Dass nun die Protagonistin namensgebend für ihre Geschichte war, ist den Einflüssen anregender Frauen in Schlinks Leben zu verdanken, wie seiner Mutter und anderen dieser Generation. Wie auch Olga, haben manche unter ihren Fähigkeiten gelebt, dennoch im Denken ihrer Zeit überlegen. Bernhard Schlink, der heute in Berlin und New York lebt, beschreibt eine gewisse Distanzierung als Vorteil einer Person. »Vielleicht sitzt man zwischen Stühlen gar nicht so schlecht«, beendet der Autor seine Lesung.

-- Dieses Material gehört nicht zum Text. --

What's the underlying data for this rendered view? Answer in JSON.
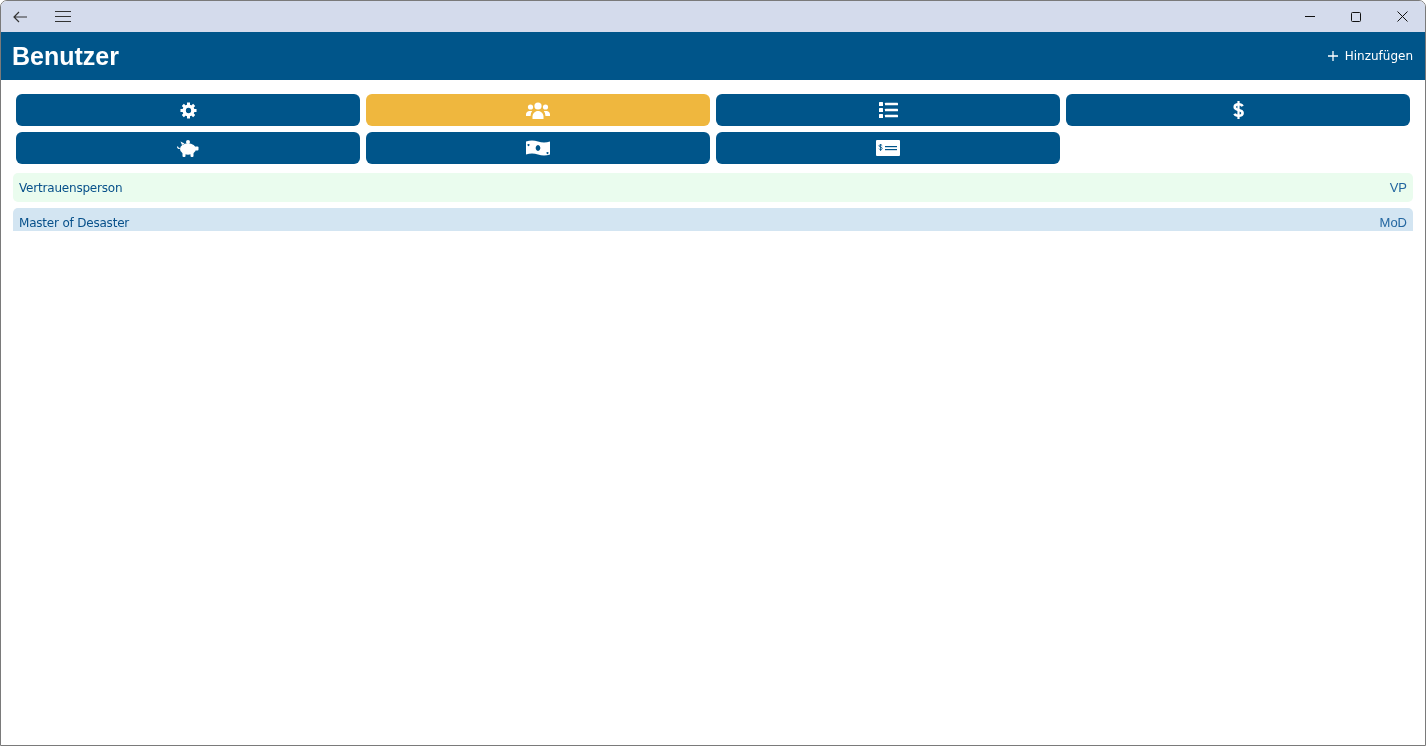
{
  "header": {
    "title": "Benutzer",
    "add_button": "Hinzufügen"
  },
  "tabs": [
    {
      "selected": false
    },
    {
      "selected": true
    },
    {
      "selected": false
    },
    {
      "selected": false
    },
    {
      "selected": false
    },
    {
      "selected": false
    },
    {
      "selected": false
    }
  ],
  "list": [
    {
      "name": "Vertrauensperson",
      "abbreviation": "VP",
      "color": "#eafcee"
    },
    {
      "name": "Master of Desaster",
      "abbreviation": "MoD",
      "color": "#d3e5f2"
    }
  ]
}
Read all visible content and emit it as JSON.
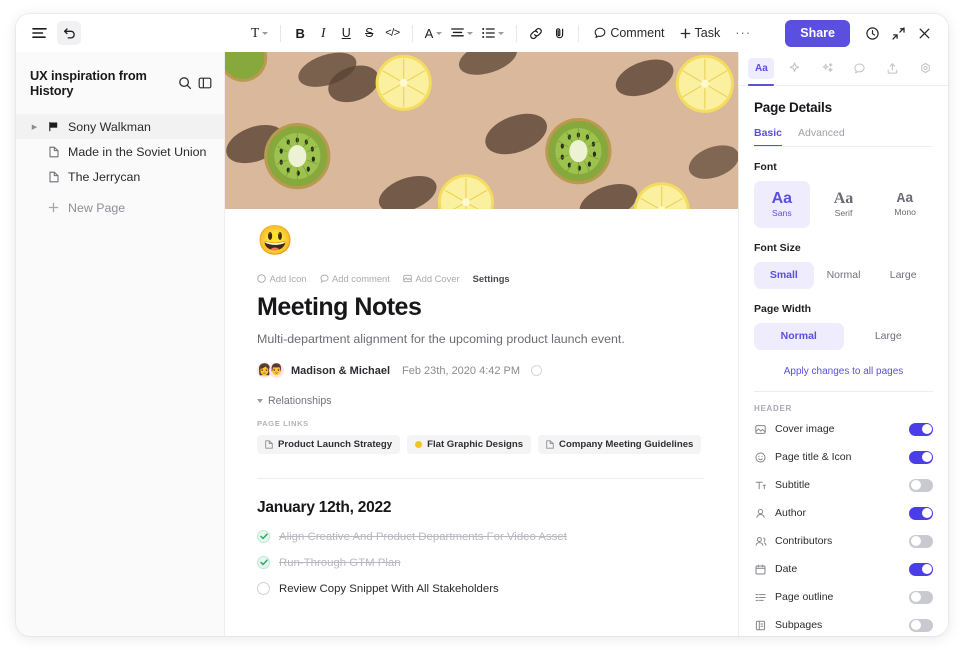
{
  "topbar": {
    "menu_icon": "hamburger-icon",
    "back_icon": "undo-arrow-icon",
    "tools": {
      "text_style": "T",
      "bold": "B",
      "italic": "I",
      "underline": "U",
      "strikethrough": "S",
      "code": "</>",
      "font_color": "A",
      "align": "align-icon",
      "list": "list-icon",
      "link": "link-icon",
      "note": "note-icon",
      "comment_label": "Comment",
      "task_label": "Task",
      "more_label": "···"
    },
    "share_label": "Share",
    "history_icon": "history-clock-icon",
    "collapse_icon": "collapse-arrows-icon",
    "close_icon": "close-x-icon"
  },
  "sidebar": {
    "title": "UX inspiration from History",
    "search_icon": "search-icon",
    "panel_icon": "sidebar-toggle-icon",
    "items": [
      {
        "label": "Sony Walkman",
        "icon": "flag-icon",
        "active": true,
        "muted": false,
        "expandable": true
      },
      {
        "label": "Made in the Soviet Union",
        "icon": "page-icon",
        "active": false,
        "muted": false,
        "expandable": false
      },
      {
        "label": "The Jerrycan",
        "icon": "page-icon",
        "active": false,
        "muted": false,
        "expandable": false
      },
      {
        "label": "New Page",
        "icon": "plus-icon",
        "active": false,
        "muted": true,
        "expandable": false
      }
    ]
  },
  "document": {
    "cover_alt": "cover-image-fruit-slices",
    "emoji": "😃",
    "meta_actions": [
      {
        "label": "Add Icon",
        "icon": "emoji-icon",
        "strong": false
      },
      {
        "label": "Add comment",
        "icon": "comment-icon",
        "strong": false
      },
      {
        "label": "Add Cover",
        "icon": "image-icon",
        "strong": false
      },
      {
        "label": "Settings",
        "icon": "",
        "strong": true
      }
    ],
    "title": "Meeting Notes",
    "subtitle": "Multi-department alignment for the upcoming product launch event.",
    "author": "Madison & Michael",
    "avatars": [
      "👩",
      "👨"
    ],
    "date": "Feb 23th, 2020  4:42 PM",
    "relationships_label": "Relationships",
    "page_links_label": "PAGE LINKS",
    "page_links": [
      {
        "label": "Product Launch Strategy",
        "icon": "page-icon"
      },
      {
        "label": "Flat Graphic Designs",
        "icon": "yellow-dot-icon"
      },
      {
        "label": "Company Meeting Guidelines",
        "icon": "page-icon"
      }
    ],
    "section_title": "January 12th, 2022",
    "todos": [
      {
        "label": "Align Creative And Product Departments For Video Asset",
        "done": true
      },
      {
        "label": "Run-Through GTM Plan",
        "done": true
      },
      {
        "label": "Review Copy Snippet With All Stakeholders",
        "done": false
      }
    ]
  },
  "right_panel": {
    "tabs": [
      {
        "name": "typography",
        "glyph": "Aa",
        "active": true
      },
      {
        "name": "magic",
        "glyph": "sparkle-icon",
        "active": false
      },
      {
        "name": "ai-stars",
        "glyph": "stars-icon",
        "active": false
      },
      {
        "name": "comments",
        "glyph": "comment-icon",
        "active": false
      },
      {
        "name": "share",
        "glyph": "share-upload-icon",
        "active": false
      },
      {
        "name": "settings",
        "glyph": "gear-icon",
        "active": false
      }
    ],
    "title": "Page Details",
    "subtabs": [
      {
        "label": "Basic",
        "active": true
      },
      {
        "label": "Advanced",
        "active": false
      }
    ],
    "font_label": "Font",
    "fonts": [
      {
        "sample": "Aa",
        "name": "Sans",
        "active": true
      },
      {
        "sample": "Aa",
        "name": "Serif",
        "active": false
      },
      {
        "sample": "Aa",
        "name": "Mono",
        "active": false
      }
    ],
    "font_size_label": "Font Size",
    "font_sizes": [
      {
        "label": "Small",
        "active": true
      },
      {
        "label": "Normal",
        "active": false
      },
      {
        "label": "Large",
        "active": false
      }
    ],
    "page_width_label": "Page Width",
    "page_widths": [
      {
        "label": "Normal",
        "active": true
      },
      {
        "label": "Large",
        "active": false
      }
    ],
    "apply_link": "Apply changes to all pages",
    "header_label": "HEADER",
    "header_toggles": [
      {
        "label": "Cover image",
        "icon": "image-icon",
        "on": true
      },
      {
        "label": "Page title & Icon",
        "icon": "smiley-icon",
        "on": true
      },
      {
        "label": "Subtitle",
        "icon": "subtitle-icon",
        "on": false
      },
      {
        "label": "Author",
        "icon": "person-icon",
        "on": true
      },
      {
        "label": "Contributors",
        "icon": "people-icon",
        "on": false
      },
      {
        "label": "Date",
        "icon": "calendar-icon",
        "on": true
      },
      {
        "label": "Page outline",
        "icon": "outline-icon",
        "on": false
      },
      {
        "label": "Subpages",
        "icon": "subpages-icon",
        "on": false
      }
    ]
  },
  "colors": {
    "accent": "#5b4fe0",
    "toggle_on": "#4a3ee8",
    "accent_bg": "#eeecfd",
    "cover_bg": "#d9b89b"
  }
}
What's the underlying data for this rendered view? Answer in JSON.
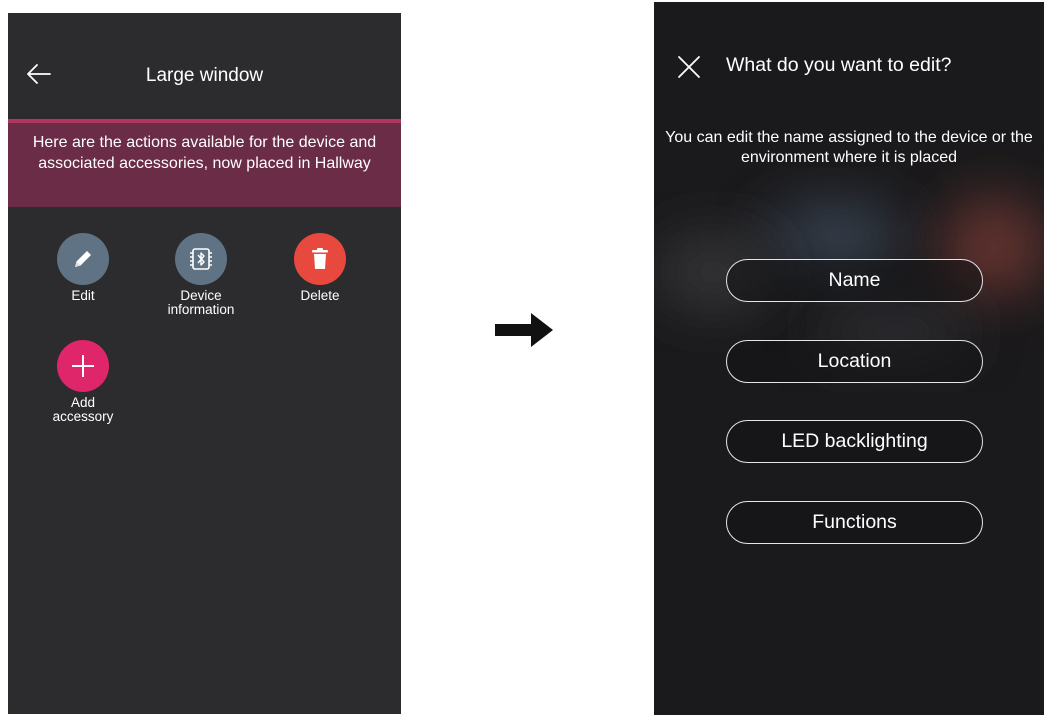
{
  "left_screen": {
    "title": "Large window",
    "banner_text": "Here are the actions available for the device and associated accessories, now placed in Hallway",
    "actions": [
      {
        "label": "Edit",
        "icon": "pencil-icon",
        "color": "#5f7384"
      },
      {
        "label": "Device\ninformation",
        "icon": "bluetooth-chip-icon",
        "color": "#5f7384"
      },
      {
        "label": "Delete",
        "icon": "trash-icon",
        "color": "#e8493e"
      },
      {
        "label": "Add\naccessory",
        "icon": "plus-icon",
        "color": "#e0266a"
      }
    ]
  },
  "right_screen": {
    "title": "What do you want to edit?",
    "description": "You can edit the name assigned to the device or the environment where it is placed",
    "options": [
      {
        "label": "Name"
      },
      {
        "label": "Location"
      },
      {
        "label": "LED backlighting"
      },
      {
        "label": "Functions"
      }
    ]
  },
  "colors": {
    "screen_bg": "#2c2c2e",
    "banner_bg": "#6b2c47",
    "banner_accent": "#b1355f",
    "dialog_bg": "#1a1a1c"
  }
}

Für ein Autogramm des Erfolgsautors eilt man drängelnd ans Rednerpult vor. Auch wenn die meisten »Olga« bis jetzt noch nicht kannten, stellt die Persönlichkeit Bernhard Schlink einen Anziehungspunkt für Eingelesene dar. Und eine Sache beschert Schlink seinen Lesern abermals: die genügsame Sprache mit beträchtlichem Gehalt.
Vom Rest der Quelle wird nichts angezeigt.